Read the first diagram as a placement map: this page is one concept inside its parent module, not a detached essay, and the capstone is the pressure test for whether the idea holds. Read the second diagram as the working rhythm for the page: name the problem, study the example, identify the boundary, then carry one review question forward.

This companion page closes the distributed-dataflow hotspot. The main lesson should teach how to preserve the functional contract while targeting Dask or Beam. This page explains how to review that claim once the backend details and operational risks appear.

Review route

When a local pipeline grows into a distributed one, ask:

  • does the transform graph still separate pure transforms from sinks?
  • can the backend plan be compared with the local baseline?
  • are batching, retries, and materialization points explicit?
  • have worker-local concerns leaked back into the core?

Backend review checks

Good review questions include:

  • does the Dask or Beam mapping preserve the same logical transform order?
  • does the local runner expose the same output contract as the clustered runner?
  • are merge and combine steps using lawful operations rather than accidental mutation?
  • are side effects still owned by boundary code instead of transform code?

What to prove

At this layer, the strongest claim is not "distributed is fast." The strongest claim is "distributed still means the same thing."

Useful checks include:

  • the distributed result matches the local result modulo stable comparison rules
  • the runtime can be exercised locally before cluster deployment
  • failure policy and batching policy are visible in the intermediate representation
  • anti-patterns like mutable worker state or eager compute are rejected early

Operational failure modes

Distributed work becomes clumsy when:

  • effects happen inside transforms instead of sinks
  • the pipeline materializes too early and defeats the whole scaling story
  • worker-local mutation makes runs non-reproducible
  • batching and retry logic are hidden in backend helpers nobody reviews

Those are not infrastructure details.
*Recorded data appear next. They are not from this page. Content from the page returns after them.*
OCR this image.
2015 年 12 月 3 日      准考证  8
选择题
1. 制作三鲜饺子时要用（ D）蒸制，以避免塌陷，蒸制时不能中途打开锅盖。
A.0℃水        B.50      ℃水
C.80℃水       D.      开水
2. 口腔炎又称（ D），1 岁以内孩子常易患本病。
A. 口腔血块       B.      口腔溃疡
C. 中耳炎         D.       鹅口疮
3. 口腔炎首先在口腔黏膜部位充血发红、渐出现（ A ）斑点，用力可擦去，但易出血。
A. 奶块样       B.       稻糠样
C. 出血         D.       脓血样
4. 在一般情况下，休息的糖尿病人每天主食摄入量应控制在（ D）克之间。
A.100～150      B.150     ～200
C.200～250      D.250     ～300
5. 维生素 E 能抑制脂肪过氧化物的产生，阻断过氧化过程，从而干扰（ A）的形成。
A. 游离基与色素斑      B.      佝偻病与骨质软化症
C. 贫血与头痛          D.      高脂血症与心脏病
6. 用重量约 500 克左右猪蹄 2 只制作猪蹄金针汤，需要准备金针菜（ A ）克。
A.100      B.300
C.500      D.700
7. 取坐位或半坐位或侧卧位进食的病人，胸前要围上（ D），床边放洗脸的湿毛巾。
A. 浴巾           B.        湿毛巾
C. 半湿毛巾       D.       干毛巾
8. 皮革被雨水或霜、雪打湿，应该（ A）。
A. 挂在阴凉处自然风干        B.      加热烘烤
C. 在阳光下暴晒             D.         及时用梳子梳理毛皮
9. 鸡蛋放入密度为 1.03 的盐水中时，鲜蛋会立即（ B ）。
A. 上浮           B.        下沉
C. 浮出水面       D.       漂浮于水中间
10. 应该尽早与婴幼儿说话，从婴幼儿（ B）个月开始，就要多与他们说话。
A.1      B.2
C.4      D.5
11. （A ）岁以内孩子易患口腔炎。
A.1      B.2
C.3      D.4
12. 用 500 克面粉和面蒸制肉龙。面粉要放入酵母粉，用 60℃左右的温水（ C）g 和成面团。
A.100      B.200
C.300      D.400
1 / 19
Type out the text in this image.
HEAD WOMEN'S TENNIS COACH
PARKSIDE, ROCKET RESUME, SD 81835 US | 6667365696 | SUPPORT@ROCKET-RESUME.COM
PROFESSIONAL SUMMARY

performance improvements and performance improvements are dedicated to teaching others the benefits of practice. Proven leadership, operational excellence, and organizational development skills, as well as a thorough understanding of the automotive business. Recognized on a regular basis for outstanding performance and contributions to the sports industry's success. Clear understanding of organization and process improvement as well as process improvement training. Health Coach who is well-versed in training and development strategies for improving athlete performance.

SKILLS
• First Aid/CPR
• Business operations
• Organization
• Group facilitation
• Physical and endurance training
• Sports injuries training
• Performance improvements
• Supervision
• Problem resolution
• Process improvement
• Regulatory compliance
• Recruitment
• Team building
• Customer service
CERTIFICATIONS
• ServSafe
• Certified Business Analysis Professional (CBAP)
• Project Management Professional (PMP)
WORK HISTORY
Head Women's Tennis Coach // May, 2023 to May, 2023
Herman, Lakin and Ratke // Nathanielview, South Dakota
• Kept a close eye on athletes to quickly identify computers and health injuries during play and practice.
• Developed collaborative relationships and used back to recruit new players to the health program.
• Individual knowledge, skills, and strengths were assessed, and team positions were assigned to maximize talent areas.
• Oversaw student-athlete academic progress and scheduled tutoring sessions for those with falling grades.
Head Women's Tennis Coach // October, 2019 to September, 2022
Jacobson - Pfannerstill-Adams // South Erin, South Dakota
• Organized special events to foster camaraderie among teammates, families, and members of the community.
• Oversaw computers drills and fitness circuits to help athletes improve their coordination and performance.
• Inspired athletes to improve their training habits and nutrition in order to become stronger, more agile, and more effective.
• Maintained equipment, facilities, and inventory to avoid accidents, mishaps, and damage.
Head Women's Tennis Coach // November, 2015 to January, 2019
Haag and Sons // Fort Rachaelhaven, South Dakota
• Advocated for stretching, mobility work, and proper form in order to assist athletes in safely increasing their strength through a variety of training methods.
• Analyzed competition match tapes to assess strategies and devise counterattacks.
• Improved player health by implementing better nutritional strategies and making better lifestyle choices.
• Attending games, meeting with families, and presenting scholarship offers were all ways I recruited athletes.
They are boundary failures.

Capstone check

Before moving on:

  1. compare the local capstone proof route with the distributed design lesson
  2. identify which parts of the pipeline would remain pure if the backend changed
  3. write down which concerns belong to the IR, which belong to the compiler, and which belong to the sink

Reflection

  • Which distributed abstraction in your own codebase is really just hidden orchestration?
  • Which backend-specific detail should never leak into the core model?
  • Which operation should stay local because distribution would add cost without clarity?